OPEC Heayweights Back Production Cut

Saudi Arabia, the leading oil-producing nation, wants the Organization of Petroleum Exporting Countries to cut oil production by 1 million barrels per day in April. Fears of an oversupplied market, seasonal drop in demand, and US stock-building have motivated Saudi Arabia's position. Venezuela, Algeria, Libya and other members of OPEC also support the production cut. Kuwait, however, wants to delay the cut and Iraq suggests that OPEC reconvene in May to assess the effect, if any, the cut will have had on the market. Non-OPEC member Mexico, though asked by Saudia Arabia to support the cut, will wait to see what OPEC does. Mexico is a key oil provider for the US and typically competes with Saudi Arabia. The Bush administration, fearing high oil prices might become a campaign issue, has pressed OPEC countries to keep supplies flowing. OPEC may reconsider the production cut if prices remain high, perhaps above $30 per barrel. Hedge funds, anticipating a drop in prices, have moved out of long positions. –YaleGlobal

OPEC Heayweights Back Production Cut

Carola Hoyos
Tuesday, March 30, 2004

Leading oil producer Saudi Arabia and Venezuela, another heavyweight in the Organisation of Petroleum Exporting Countries, lined up on Tuesday to support the implementation of 1m barrels per day of production cuts in April.

Their oil ministers were joined by peers from Algeria and Libya, suggesting the weight of opinion is behind the surprise cut agreed in February due to fears that seasonal demand falls, combined with US stockbuilding, could create a price collapse in the second quarter.

Kuwait believes the cut should be delayed. Although prices are currently at nominal levels not seen for a decade, the weakness of the dollar in which oil is priced means oil producer treasuries are reaping only part of the benefit.

An Iraqi proposal that Opec ministers should reconvene in May to assess the market might provide room for a compromise, with the cut going ahead but being re-evaluated after only a few weeks.

Saudi Arabia confirmed on Tuesday that it would push the Organisation of Petroleum Exporting Countries to cut output despite some members' opposition and high oil prices.

Ali Naimi, Saudia Arabia's energy minister, late on Monday told Felipe Calderón, his Mexican counterpart, that the market looked over-supplied and that the kingdom feared a serious price drop in the coming months if the oil cartel did not act immediately, people close to the meeting said.

People present at the meeting said that they interpreted Mr Naimi's position as being opposed to the idea of postponing the 1m barrel a day reduction in Opec's quota decided in Algiers last month. But Opec on Tuesday will negotiate the details of its decision and a final announcement is expected on Wednesday.

Hedge funds have already begun to liquidate their long positions.

Mr Naimi said that oil prices had fallen and that oil inventories in the US had risen since the meeting in Algiers.

Saudi Arabia is by far Opec's most influential member and its position is likely to be unwelcome in Washington.

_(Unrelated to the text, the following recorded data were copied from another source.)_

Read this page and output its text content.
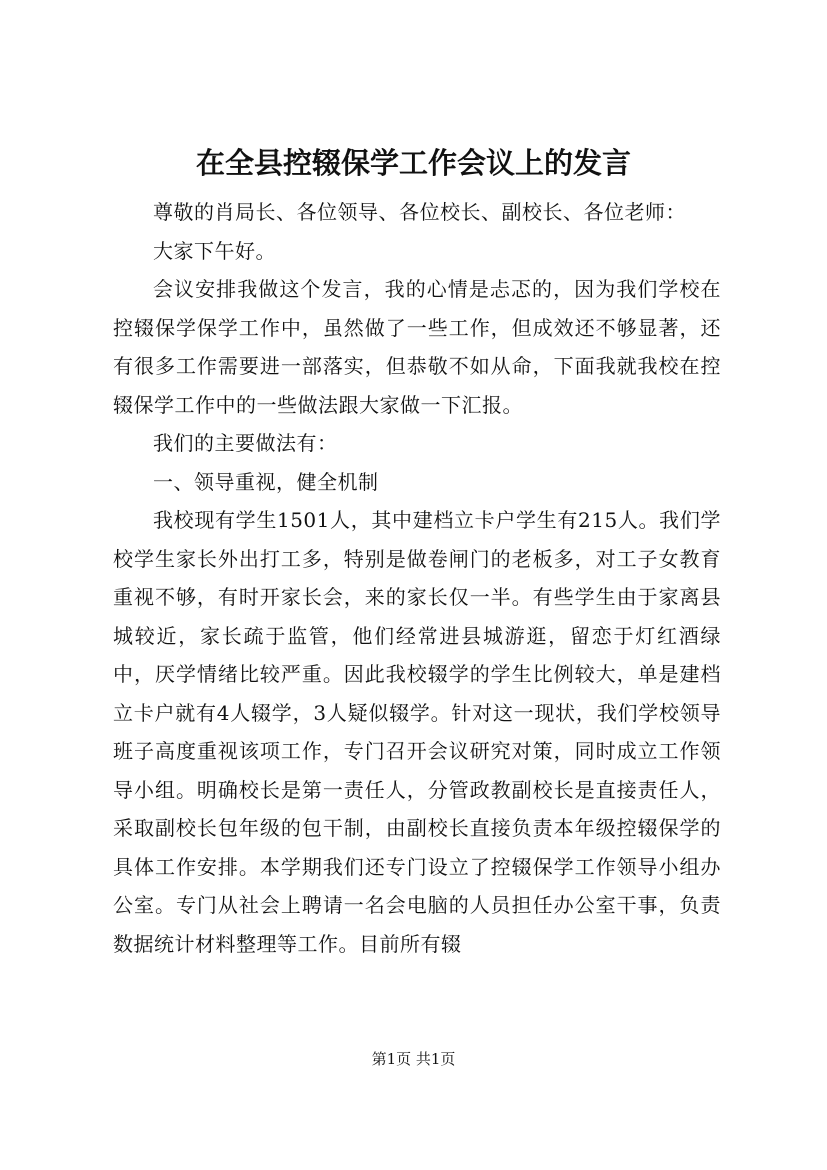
在全县控辍保学工作会议上的发言

尊敬的肖局长、各位领导、各位校长、副校长、各位老师：

大家下午好。

会议安排我做这个发言，我的心情是忐忑的，因为我们学校在控辍保学保学工作中，虽然做了一些工作，但成效还不够显著，还有很多工作需要进一部落实，但恭敬不如从命，下面我就我校在控辍保学工作中的一些做法跟大家做一下汇报。

我们的主要做法有：

一、领导重视，健全机制

我校现有学生1501人，其中建档立卡户学生有215人。我们学校学生家长外出打工多，特别是做卷闸门的老板多，对工子女教育重视不够，有时开家长会，来的家长仅一半。有些学生由于家离县城较近，家长疏于监管，他们经常进县城游逛，留恋于灯红酒绿中，厌学情绪比较严重。因此我校辍学的学生比例较大，单是建档立卡户就有4人辍学，3人疑似辍学。针对这一现状，我们学校领导班子高度重视该项工作，专门召开会议研究对策，同时成立工作领导小组。明确校长是第一责任人，分管政教副校长是直接责任人，采取副校长包年级的包干制，由副校长直接负责本年级控辍保学的具体工作安排。本学期我们还专门设立了控辍保学工作领导小组办公室。专门从社会上聘请一名会电脑的人员担任办公室干事，负责数据统计材料整理等工作。目前所有辍

第1页 共1页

Fearing that high petrol prices this summer could become a political liability ahead of the presidential elections in November, the administration of President George W. Bush has begun pressing producing countries not to reduce supplies.

Also at the meeting, Saudi Arabia asked Mexico to co-operate with Opec but Mexico said it wanted Opec to act first.

"Mexico's position is they [Opec] have said a lot, but implemented little," said a person with knowledge of the meeting.

He added that Mexico, which is not a member of Opec, had co-operated with Opec in the past five years, though not on the last two occasions the cartel said it would cut output.

Mexico's involvement is important to Saudi Arabia and Venezuela. Both compete with it to supply oil to the US, the world's largest consumer, and do not want to lose market share.

Saudi Arabia and other Opec members fear a drop in demand for heating oil in the west as spring progresses.

Saudi Arabia, the world's biggest exporter, is trying to keep inventories held by companies in consuming countries as low as possible.

It is a policy that in the past year has narrowed the gap between supply and demand, strengthening Opec's grip on the market.

Angola, Oman and Norway, other key suppliers that have in the past co-operated with Opec, are also unlikely to heed the cartel's call to cut supplies this time.

At its February meeting, in Algiers, Opec, which supplies about 38 per cent of the world's oil, decided to reduce its quota output by 1m barrels a day, to 23.5m b/d as of April 1, but said it could reconsider the issue at tomorrow's meeting if prices stayed high.

The cartel also promised said it would to cut 1.5m b/d of oil it was supplying above its quota, but did not fully deliver as prices remained well above $30.

Brent futures were slow to react on Tuesday, but by mid morning were up 21 cents to $31.95 a barrel, while Nymex crude was up 35 cents in pre-market electronic trade to $35.80 a barrel.